Governance must also continue after launch. Local performance can change as patient populations, workflows, coding conventions, underlying models, or vendor products evolve. Ongoing monitoring is therefore both a risk requirement and an investment discipline: leadership should know whether expected value is holding, deteriorating, or expanding.
Five Actions for the Next 90 Days
- Inventory the portfolio. Identify active pilots, embedded AI capabilities, contracts, owners, costs, populations affected, and renewal dates.
- Map investments to enterprise priorities. Classify each initiative by strategic portfolio and identify those with no clear objective or accountable sponsor.
- Adopt common investment and risk criteria. Use the six dimensions to screen new proposals and reassess material existing deployments.
- Define stage gates and outcome measures. Establish baseline performance, evidence thresholds, decision rights, and explicit scale or stop criteria.
- Create a recurring portfolio review. Reallocate capital and implementation capacity toward initiatives demonstrating the strongest combination of value, readiness, safety, and scalability.
The Institutional Capability Will Matter Most
Access to AI will become increasingly broad. Many tools will be incorporated into core platforms, and some capabilities that appear differentiated today will become standard. Sustainable advantage will therefore come less from possessing a particular tool and more from the institutional ability to identify consequential problems, evaluate alternatives, implement responsibly, redesign workflows, measure results, and scale what works.
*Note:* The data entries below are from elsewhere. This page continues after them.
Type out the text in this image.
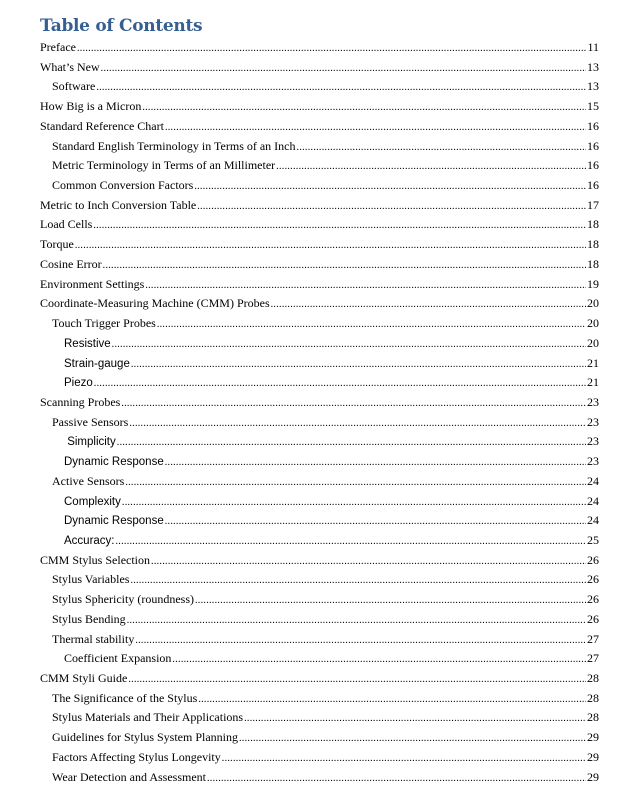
Table of Contents
Preface .....	11
What’s New .....	13
Software .....	13
How Big is a Micron .....	15
Standard Reference Chart .....	16
Standard English Terminology in Terms of an Inch .....	16
Metric Terminology in Terms of an Millimeter .....	16
Common Conversion Factors .....	16
Metric to Inch Conversion Table .....	17
Load Cells .....	18
Torque .....	18
Cosine Error .....	18
Environment Settings .....	19
Coordinate-Measuring Machine (CMM) Probes .....	20
Touch Trigger Probes .....	20
Resistive .....	20
Strain-gauge .....	21
Piezo .....	21
Scanning Probes .....	23
Passive Sensors .....	23
Simplicity .....	23
Dynamic Response .....	23
Active Sensors .....	24
Complexity .....	24
Dynamic Response .....	24
Accuracy: .....	25
CMM Stylus Selection .....	26
Stylus Variables .....	26
Stylus Sphericity (roundness) .....	26
Stylus Bending .....	26
Thermal stability .....	27
Coefficient Expansion .....	27
CMM Styli Guide .....	28
The Significance of the Stylus .....	28
Stylus Materials and Their Applications .....	28
Guidelines for Stylus System Planning .....	29
Factors Affecting Stylus Longevity .....	29
Wear Detection and Assessment .....	29
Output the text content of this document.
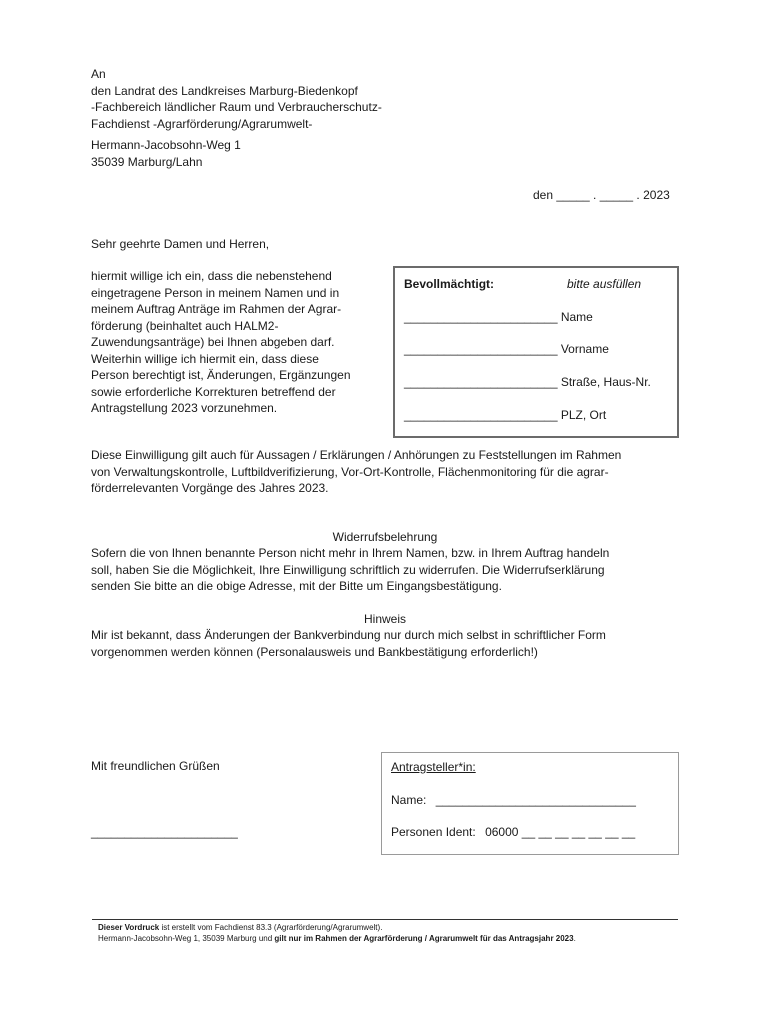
An
den Landrat des Landkreises Marburg-Biedenkopf
-Fachbereich ländlicher Raum und Verbraucherschutz-
Fachdienst -Agrarförderung/Agrarumwelt-
Hermann-Jacobsohn-Weg 1
35039 Marburg/Lahn
den _____ . _____ . 2023
Sehr geehrte Damen und Herren,
hiermit willige ich ein, dass die nebenstehend
eingetragene Person in meinem Namen und in
meinem Auftrag Anträge im Rahmen der Agrar-
förderung (beinhaltet auch HALM2-
Zuwendungsanträge) bei Ihnen abgeben darf.
Weiterhin willige ich hiermit ein, dass diese
Person berechtigt ist, Änderungen, Ergänzungen
sowie erforderliche Korrekturen betreffend der
Antragstellung 2023 vorzunehmen.
Bevollmächtigt:	bitte ausfüllen
_______________________ Name
_______________________ Vorname
_______________________ Straße, Haus-Nr.
_______________________ PLZ, Ort
Diese Einwilligung gilt auch für Aussagen / Erklärungen / Anhörungen zu Feststellungen im Rahmen
von Verwaltungskontrolle, Luftbildverifizierung, Vor-Ort-Kontrolle, Flächenmonitoring für die agrar-
förderrelevanten Vorgänge des Jahres 2023.
Widerrufsbelehrung
Sofern die von Ihnen benannte Person nicht mehr in Ihrem Namen, bzw. in Ihrem Auftrag handeln
soll, haben Sie die Möglichkeit, Ihre Einwilligung schriftlich zu widerrufen. Die Widerrufserklärung
senden Sie bitte an die obige Adresse, mit der Bitte um Eingangsbestätigung.
Hinweis
Mir ist bekannt, dass Änderungen der Bankverbindung nur durch mich selbst in schriftlicher Form
vorgenommen werden können (Personalausweis und Bankbestätigung erforderlich!)
Mit freundlichen Grüßen
______________________
Antragsteller*in:
Name: ______________________________
Personen Ident: 06000 __ __ __ __ __ __ __
Dieser Vordruck ist erstellt vom Fachdienst 83.3 (Agrarförderung/Agrarumwelt).
Hermann-Jacobsohn-Weg 1, 35039 Marburg und gilt nur im Rahmen der Agrarförderung / Agrarumwelt für das Antragsjahr 2023.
Healthcare organizations will not create durable value by pursuing the greatest number of pilots or acquiring the newest technology. They will create it by making better choices and executing them with discipline. A smaller portfolio of scalable initiatives—connected to enterprise priorities and supported by accountable operating owners—can create more value than a larger collection of demonstrations.
The next phase of healthcare AI will be defined by this capability: choosing well, implementing effectively, measuring honestly, managing risk, and scaling selectively.
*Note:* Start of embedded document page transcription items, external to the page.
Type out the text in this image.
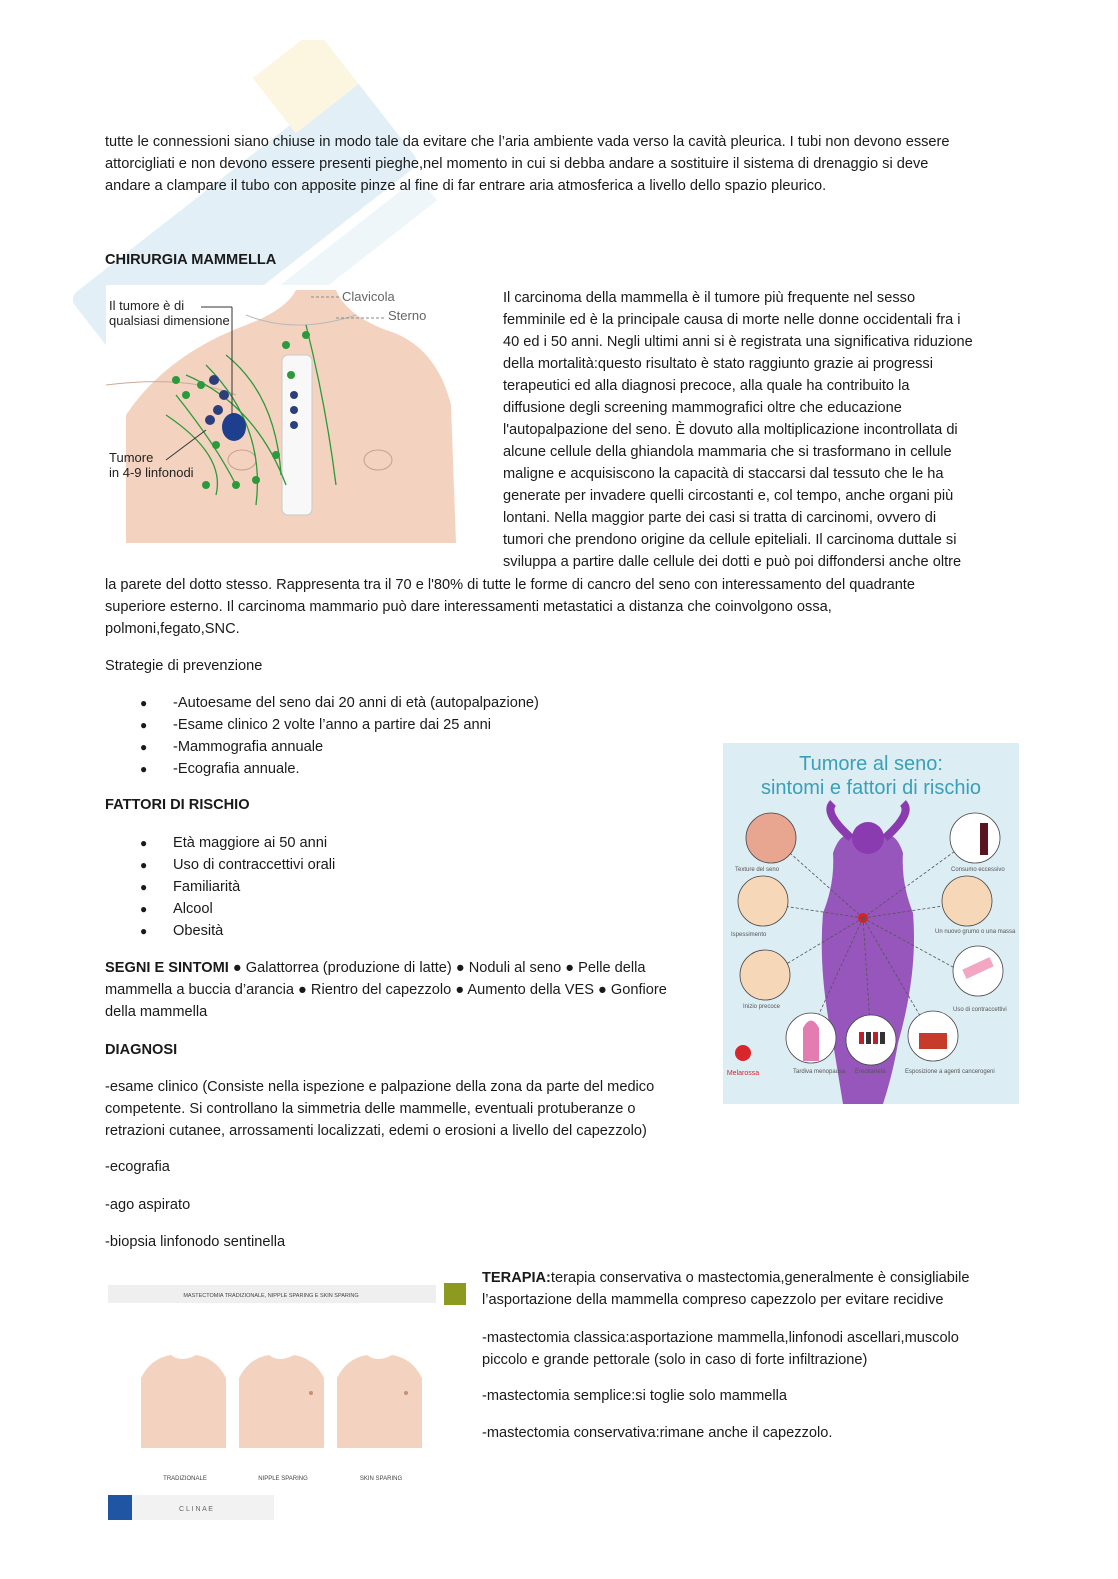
tutte le connessioni siano chiuse in modo tale da evitare che l’aria ambiente vada verso la cavità pleurica. I tubi non devono essere

attorcigliati e non devono essere presenti pieghe,nel momento in cui si debba andare a sostituire il sistema di drenaggio si deve

andare a clampare il tubo con apposite pinze al fine di far entrare aria atmosferica a livello dello spazio pleurico.

CHIRURGIA MAMMELLA
Il tumore è di
qualsiasi dimensione
Clavicola
Sterno
Tumore
in 4-9 linfonodi

Il carcinoma della mammella è il tumore più frequente nel sesso

femminile ed è la principale causa di morte nelle donne occidentali fra i

40 ed i 50 anni. Negli ultimi anni si è registrata una significativa riduzione

della mortalità:questo risultato è stato raggiunto grazie ai progressi

terapeutici ed alla diagnosi precoce, alla quale ha contribuito la

diffusione degli screening mammografici oltre che educazione

l'autopalpazione del seno. È dovuto alla moltiplicazione incontrollata di

alcune cellule della ghiandola mammaria che si trasformano in cellule

maligne e acquisiscono la capacità di staccarsi dal tessuto che le ha

generate per invadere quelli circostanti e, col tempo, anche organi più

lontani. Nella maggior parte dei casi si tratta di carcinomi, ovvero di

tumori che prendono origine da cellule epiteliali. Il carcinoma duttale si

sviluppa a partire dalle cellule dei dotti e può poi diffondersi anche oltre

la parete del dotto stesso. Rappresenta tra il 70 e l'80% di tutte le forme di cancro del seno con interessamento del quadrante

superiore esterno. Il carcinoma mammario può dare interessamenti metastatici a distanza che coinvolgono ossa,

polmoni,fegato,SNC.

Strategie di prevenzione
● -Autoesame del seno dai 20 anni di età (autopalpazione)
● -Esame clinico 2 volte l’anno a partire dai 25 anni
● -Mammografia annuale
● -Ecografia annuale.
FATTORI DI RISCHIO
● Età maggiore ai 50 anni
● Uso di contraccettivi orali
● Familiarità
● Alcool
● Obesità

SEGNI E SINTOMI ● Galattorrea (produzione di latte) ● Noduli al seno ● Pelle della

mammella a buccia d’arancia ● Rientro del capezzolo ● Aumento della VES ● Gonfiore

della mammella

DIAGNOSI

-esame clinico (Consiste nella ispezione e palpazione della zona da parte del medico

competente. Si controllano la simmetria delle mammelle, eventuali protuberanze o

retrazioni cutanee, arrossamenti localizzati, edemi o erosioni a livello del capezzolo)

-ecografia
-ago aspirato
-biopsia linfonodo sentinella
Tumore al seno:
sintomi e fattori di rischio
Melarossa
Texture del seno	Consumo eccessivo
Ispessimento	Un nuovo grumo o una massa
Inizio precoce	Uso di contraccettivi
Tardiva menopausa Ereditarietà	Esposizione a agenti cancerogeni

TERAPIA:terapia conservativa o mastectomia,generalmente è consigliabile

l’asportazione della mammella compreso capezzolo per evitare recidive

-mastectomia classica:asportazione mammella,linfonodi ascellari,muscolo

piccolo e grande pettorale (solo in caso di forte infiltrazione)

-mastectomia semplice:si toglie solo mammella
-mastectomia conservativa:rimane anche il capezzolo.
MASTECTOMIA TRADIZIONALE, NIPPLE SPARING E SKIN SPARING
TRADIZIONALE	NIPPLE SPARING	SKIN SPARING
C L I N A E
Sources and Evidence Notes
- ASTP/ONC, “Hospital Trends in the Use, Evaluation, and Governance of Predictive AI, 2023–2024,” September 2025.
- ASTP/ONC, “HTI-1 Final Rule,” published January 9, 2024.
- FDA, “FDA Issues Comprehensive Draft Guidance for Developers of Artificial Intelligence-Enabled Medical Devices,” January 6, 2025.
- JAMA Network Open, “Uptake of Generative AI Integrated With Electronic Health Records in US Hospitals,” 2025.
- American Hospital Association, “How to Build and Implement Your AI Health Care Action Plan,” January 14, 2025.
- American Hospital Association, “Avoiding Missteps: 3 Keys to Governing, Scaling and Deploying AI Responsibly,” July 21, 2026.
- NEJM Catalyst, “Ambient Artificial Intelligence Scribes to Alleviate the Burden of Clinical Documentation,” March 2024.